BEVERLY HILLS, CALIF. — As a self-described true-crime junkie and documentary filmmaker, Joe Berlinger seems an odd choice to direct the sequel to last summer's cult hit, "The Blair Witch Project."
After all, the Cinderella hit (made for $30,000) was the ultimate con, a faux documentary marketed from the start on the Internet as reality.
But with true fin de siecle irony, Mr. Berlinger was attracted by the opportunity to comment on that very publicity phenomenon in what he calls the first post-modern sequel.
What he came up with is what he calls more of "an antisequel." "Book of Shadows: Blair Witch 2" features none of the original cast and does not continue the film's story line.
Instead, Berlinger who wrote the script in five weeks (after rejecting three more traditional sequel versions commissioned by Artisan Entertainment), chose to comment on the events that followed the release of the original "Blair Witch Project."

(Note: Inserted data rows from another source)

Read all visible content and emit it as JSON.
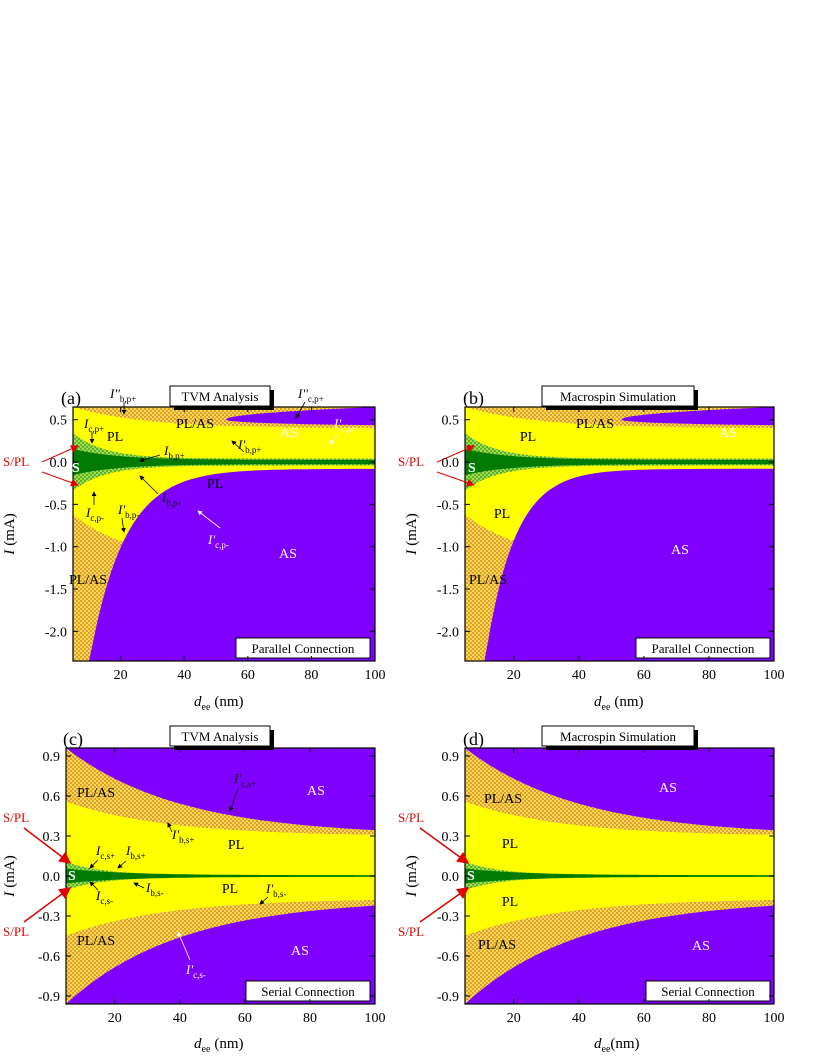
{
  "colors": {
    "AS": "#8000ff",
    "PL": "#ffff00",
    "PL_AS": "#e8b24a",
    "S": "#007a00",
    "S_PL": "#7ec23a",
    "arrow": "#e00000"
  },
  "common": {
    "xlabel_main": "d",
    "xlabel_sub": "ee",
    "xlabel_unit": "(nm)",
    "ylabel_main": "I",
    "ylabel_unit": "(mA)",
    "xlim": [
      5,
      100
    ],
    "xticks": [
      "20",
      "40",
      "60",
      "80",
      "100"
    ],
    "region_AS": "AS",
    "region_PL": "PL",
    "region_PLAS": "PL/AS",
    "region_S": "S",
    "region_SPL": "S/PL"
  },
  "chart_data": [
    {
      "type": "area",
      "panel": "(a)",
      "title": "TVM Analysis",
      "footer": "Parallel Connection",
      "ylim": [
        -2.35,
        0.65
      ],
      "yticks": [
        "0.5",
        "0.0",
        "-0.5",
        "-1.0",
        "-1.5",
        "-2.0"
      ],
      "boundaries": {
        "S_upper": [
          [
            5,
            0.15
          ],
          [
            20,
            0.09
          ],
          [
            40,
            0.05
          ],
          [
            60,
            0.03
          ],
          [
            80,
            0.025
          ],
          [
            100,
            0.02
          ]
        ],
        "S_lower": [
          [
            5,
            -0.15
          ],
          [
            20,
            -0.09
          ],
          [
            40,
            -0.05
          ],
          [
            60,
            -0.03
          ],
          [
            80,
            -0.025
          ],
          [
            100,
            -0.02
          ]
        ],
        "PL_upper_top": [
          [
            5,
            0.65
          ],
          [
            100,
            0.65
          ]
        ],
        "AS_upper": [
          [
            53,
            0.5
          ],
          [
            60,
            0.58
          ],
          [
            70,
            0.63
          ],
          [
            80,
            0.65
          ],
          [
            100,
            0.65
          ]
        ],
        "PLAS_upper": [
          [
            5,
            0.65
          ],
          [
            30,
            0.62
          ],
          [
            50,
            0.52
          ],
          [
            65,
            0.45
          ],
          [
            80,
            0.42
          ],
          [
            100,
            0.4
          ]
        ],
        "PL_lower": [
          [
            5,
            -0.7
          ],
          [
            10,
            -0.9
          ],
          [
            20,
            -1.05
          ],
          [
            40,
            -1.15
          ],
          [
            100,
            -1.2
          ]
        ],
        "AS_lower": [
          [
            10,
            -2.35
          ],
          [
            15,
            -1.8
          ],
          [
            20,
            -1.35
          ],
          [
            25,
            -0.95
          ],
          [
            30,
            -0.7
          ],
          [
            40,
            -0.45
          ],
          [
            50,
            -0.33
          ],
          [
            60,
            -0.22
          ],
          [
            80,
            -0.12
          ],
          [
            100,
            -0.09
          ]
        ]
      },
      "annotations": [
        "I''b,p+",
        "I''c,p+",
        "Ic,p+",
        "I'c,p+",
        "I'b,p+",
        "Ib,p+",
        "Ib,p-",
        "Ic,p-",
        "I'b,p-",
        "I'c,p-"
      ]
    },
    {
      "type": "area",
      "panel": "(b)",
      "title": "Macrospin Simulation",
      "footer": "Parallel Connection",
      "ylim": [
        -2.35,
        0.65
      ]
    },
    {
      "type": "area",
      "panel": "(c)",
      "title": "TVM Analysis",
      "footer": "Serial Connection",
      "ylim": [
        -0.96,
        0.96
      ],
      "yticks": [
        "0.9",
        "0.6",
        "0.3",
        "0.0",
        "-0.3",
        "-0.6",
        "-0.9"
      ],
      "annotations": [
        "I'c,s+",
        "I'b,s+",
        "Ic,s+",
        "Ib,s+",
        "Ic,s-",
        "Ib,s-",
        "I'b,s-",
        "I'c,s-"
      ]
    },
    {
      "type": "area",
      "panel": "(d)",
      "title": "Macrospin Simulation",
      "footer": "Serial Connection",
      "ylim": [
        -0.96,
        0.96
      ]
    }
  ]
}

Filmed in elegant 35 mm, not shaky hand-held video, the sequel takes the position that the cultural response to the first film is more interesting than asking audiences to once again suspend their disbelief and enter the fictional world of the Blair Witch.
"I try to infuse it with a social commentary," says the director, here for a three-day Webcast festival designed to build an audience in much the same way that Internet chatter set the stage for the first film. "It's a more honest way of connecting to my roots than the faux documentary of the original," he adds.
That said, Berlinger concedes he didn't see the opportunity immediately. He was in talks with Artisan pitching a film based on a true Los Angeles crime story when they offered him the sequel.
"I was talking about the vicissitudes of human behavior. I saw a light go off," he says. Executives handed him three scripts. The creator of such serious documentaries as "Brother's Keeper" and "Paradise Lost," Berlinger took on the project with the caveat that he be able to push it in his direction.
"I was also fascinated by the fact that according to Artisan, 40 percent of the people came out of 'The Blair Witch Project' thinking it was real," he says.
The new story unfolds over a few days. Inspired by the real-life town of Burkittsville, Md. (pop. 200), which was visited by thousands of "Blair Witch" fans, Berlinger follows five individuals as they pursue their obsession to an ambiguous and gory conclusion.
"I like to know what makes people tick," Berlinger says.
He says he was interested in the opportunity to examine the relationship between media images and human behavior. Does media violence lead to violent behavior? he asks.
The film is his effort to answer that question. He suggests that both sides of the argument in the wake of the Federal Trade Commission's recent report on media violence miss the point.
"I don't believe that violence begets violence, per se," he says. But the blurring of lines between reality and fiction, as embodied in the first "Blair Witch" film, is part of the problem, he says.
"As a storyteller, I loved it," he says, in particular the "found footage" conceit at its heart. "But as a documentary filmmaker, I found it troubling because it was sold as real."
Aware of the obvious irony of using a mainstream horror franchise as a vehicle for his ideas, Berlinger suggests that in some ways, it's a perfect fit.
"This is a parable saying we are heading for dangerous territory. We live in empty spiritual times; blaming things on the supernatural is an excuse to not accept human responsibility."
The marketing campaign for "Book of Shadows" targets the hard-core horror-film fan. This concerns Berlinger, but he says the film had to work first on a commercial level or it wouldn't get made.
The best Berlinger says he can hope for is that word of mouth will pull in a broader audience.
After years in the independent film world, he's grateful for a shot at a mainstream feature. "Opportunities come in funny shapes and sizes," he adds.